3. Apply it to real tasks in your field. Do not practise AI in a vacuum. Use it to summarise a financial report you are studying. Use it to draft a cover letter — and then critique that draft yourself. Use it to research a company before your interview. Practical application builds genuine competence.
What Employers Are Actually Looking For
A senior partner at a mid-sized consulting firm in Chennai recently shared something important. He interviewed twelve fresh graduates in one month. All of them had strong academic records. But only two of them could show him — during the interview itself — how they would use an AI tool to approach a client problem. Those two got called back.
Employers in 2026 are not just looking for qualifications. They are looking for adaptability, initiative, and practical intelligence. Demonstrating that you have already started working with AI tools — and that you know how to use them responsibly — signals all three.
The 7-Day AI Challenge
Whenever a fresh graduate asks how to get started with AI, the same challenge is given. Spend seven days using at least one AI tool every day on something related to your actual career goals. Not for fun. Not to generate memes. For real, purposeful work.

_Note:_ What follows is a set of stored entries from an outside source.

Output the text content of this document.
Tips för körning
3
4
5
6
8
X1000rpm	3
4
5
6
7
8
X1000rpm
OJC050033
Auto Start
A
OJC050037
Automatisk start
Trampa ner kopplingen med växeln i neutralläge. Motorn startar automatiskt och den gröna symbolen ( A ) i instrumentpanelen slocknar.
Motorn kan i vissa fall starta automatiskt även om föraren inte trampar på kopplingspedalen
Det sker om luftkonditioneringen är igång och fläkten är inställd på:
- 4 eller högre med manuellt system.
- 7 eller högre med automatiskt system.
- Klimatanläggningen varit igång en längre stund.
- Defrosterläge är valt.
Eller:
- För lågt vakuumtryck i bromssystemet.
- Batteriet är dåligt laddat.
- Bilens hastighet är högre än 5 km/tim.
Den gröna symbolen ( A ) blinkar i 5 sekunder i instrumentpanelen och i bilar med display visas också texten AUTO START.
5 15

- Day 1: Research an industry you want to work in
- Day 2: Improve your CV using AI feedback
- Day 3: Prepare three smart questions for a mock interview
- Day 4: Summarise a long report in your field
- Day 5: Draft a professional email to a potential employer
- Day 6: Create a simple framework for a problem in your domain
- Day 7: Reflect on what you learned — and what AI got wrong
That last step matters most. Understanding where AI fails — where it hallucinates, oversimplifies, or misses context — is just as important as understanding where it helps. That critical eye is what separates a skilled AI user from a dependent one.
The Maharashtra story is a cautionary tale. But it should not make graduates afraid of AI. It should make them more determined to learn it properly. AI will not replace fresh graduates who know how to use it well. It will, however, replace those who never learned it at all — and those who misused it and lost the trust of the people around them.
You have the chance right now to be ahead of the curve. The tools are free or low-cost. The knowledge is accessible. The only thing standing between you and an AI-ready career is whether you choose to start today.